The company has also declared plans to bring about changes to its entire sales and distribution system. In order to double its reach to customers, they are creating a more direct, active, and digitized system. During the beginning of the financial year, Tata Consumer Products also bought out partner PepsiCo’s stake in NourishCo Beverages Limited, whose products include Himalayan mineral water. This has been seen as an aggressive move by the company. We can see that this trend of acquisitions would largely have a positive impact on the growth of the company.

We see that the shares of Tata Consumer have so far increased 52% this year, thus giving them a market value of about Rs 44,046 crore.

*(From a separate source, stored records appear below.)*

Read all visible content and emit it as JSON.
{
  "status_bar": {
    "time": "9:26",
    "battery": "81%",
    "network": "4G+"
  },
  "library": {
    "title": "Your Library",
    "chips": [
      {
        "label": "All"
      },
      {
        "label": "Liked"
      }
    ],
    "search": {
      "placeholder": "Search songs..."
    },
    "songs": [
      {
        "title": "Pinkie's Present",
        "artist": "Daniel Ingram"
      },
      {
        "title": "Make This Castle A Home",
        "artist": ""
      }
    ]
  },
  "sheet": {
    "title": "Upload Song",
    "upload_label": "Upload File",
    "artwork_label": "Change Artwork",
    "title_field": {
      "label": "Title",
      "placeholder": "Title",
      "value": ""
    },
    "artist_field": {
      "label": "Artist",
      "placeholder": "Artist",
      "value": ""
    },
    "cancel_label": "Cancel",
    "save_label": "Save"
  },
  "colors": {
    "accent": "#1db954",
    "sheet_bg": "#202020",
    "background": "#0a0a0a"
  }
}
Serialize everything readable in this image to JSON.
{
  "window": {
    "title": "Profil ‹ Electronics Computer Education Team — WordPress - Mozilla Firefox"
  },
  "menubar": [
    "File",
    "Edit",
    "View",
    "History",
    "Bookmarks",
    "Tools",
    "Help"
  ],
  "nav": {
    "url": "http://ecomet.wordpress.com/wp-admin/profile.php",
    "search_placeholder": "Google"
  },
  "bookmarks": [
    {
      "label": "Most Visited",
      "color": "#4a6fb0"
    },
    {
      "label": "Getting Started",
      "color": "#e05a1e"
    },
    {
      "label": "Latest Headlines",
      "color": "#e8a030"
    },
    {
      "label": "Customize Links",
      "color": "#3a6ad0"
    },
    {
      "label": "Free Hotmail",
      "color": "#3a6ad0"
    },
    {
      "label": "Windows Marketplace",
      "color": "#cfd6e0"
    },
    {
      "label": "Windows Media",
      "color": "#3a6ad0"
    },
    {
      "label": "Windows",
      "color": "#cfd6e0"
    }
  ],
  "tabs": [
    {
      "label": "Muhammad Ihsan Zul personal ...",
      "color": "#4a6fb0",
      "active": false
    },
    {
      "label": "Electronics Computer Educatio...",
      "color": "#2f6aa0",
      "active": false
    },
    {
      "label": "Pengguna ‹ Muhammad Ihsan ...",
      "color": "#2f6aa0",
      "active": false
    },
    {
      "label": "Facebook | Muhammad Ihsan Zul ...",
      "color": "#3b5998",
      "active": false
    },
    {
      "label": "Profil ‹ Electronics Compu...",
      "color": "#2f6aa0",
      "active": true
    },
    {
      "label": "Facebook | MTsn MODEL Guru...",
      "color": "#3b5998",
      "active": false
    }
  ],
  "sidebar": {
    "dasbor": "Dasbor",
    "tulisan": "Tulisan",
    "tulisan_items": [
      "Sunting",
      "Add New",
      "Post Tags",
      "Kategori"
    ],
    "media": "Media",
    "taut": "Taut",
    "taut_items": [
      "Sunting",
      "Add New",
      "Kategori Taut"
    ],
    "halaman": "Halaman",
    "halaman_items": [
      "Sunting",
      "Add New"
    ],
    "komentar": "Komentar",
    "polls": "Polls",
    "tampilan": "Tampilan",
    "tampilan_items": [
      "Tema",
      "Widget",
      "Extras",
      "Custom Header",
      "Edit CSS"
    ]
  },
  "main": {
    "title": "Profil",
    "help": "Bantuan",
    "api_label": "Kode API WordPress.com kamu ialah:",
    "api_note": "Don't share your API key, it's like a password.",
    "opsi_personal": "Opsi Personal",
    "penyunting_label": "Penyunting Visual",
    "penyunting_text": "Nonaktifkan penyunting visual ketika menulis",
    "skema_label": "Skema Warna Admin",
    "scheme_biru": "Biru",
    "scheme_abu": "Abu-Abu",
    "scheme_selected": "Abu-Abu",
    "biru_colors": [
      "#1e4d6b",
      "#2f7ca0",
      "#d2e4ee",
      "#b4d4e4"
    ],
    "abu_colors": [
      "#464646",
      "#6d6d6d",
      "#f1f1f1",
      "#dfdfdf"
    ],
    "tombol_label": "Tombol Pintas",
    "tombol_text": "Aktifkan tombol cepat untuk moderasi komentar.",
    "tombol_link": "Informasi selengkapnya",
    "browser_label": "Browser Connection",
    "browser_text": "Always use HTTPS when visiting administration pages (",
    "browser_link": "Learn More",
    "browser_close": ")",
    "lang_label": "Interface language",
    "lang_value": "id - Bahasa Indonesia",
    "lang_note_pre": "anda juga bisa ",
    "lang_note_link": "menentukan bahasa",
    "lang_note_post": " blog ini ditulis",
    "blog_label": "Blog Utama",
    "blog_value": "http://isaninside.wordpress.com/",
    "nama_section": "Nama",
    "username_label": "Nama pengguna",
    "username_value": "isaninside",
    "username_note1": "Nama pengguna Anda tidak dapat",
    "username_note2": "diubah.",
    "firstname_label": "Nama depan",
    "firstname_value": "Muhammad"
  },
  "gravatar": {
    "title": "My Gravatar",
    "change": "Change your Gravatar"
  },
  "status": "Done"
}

Will these plans be enough?

Through a series of acquisitions, expansion of Tata Consumer Products, and through investments in its new Super App, the Tata Group will be able to compete against India’s retail giants. But, a question arises here-  Is the Tata Group too late to improve on its retail presence? Except for a few companies like Tata Consultancy Services, most of the other subsidiary companies of Tata Group are making huge losses. If the integration of all these new expansion plans is precisely calculated and achieved, the retail business of the Tata Group of Companies will be able to bring in better returns. In order to make a mark on the organized retail sector in India, companies would have to go all out and play the best strategies. 

All eyes are focused on how the Tata Group is planning to execute these huge plans. Will the Super App be as great as it sounds? Let us wait and watch for the results.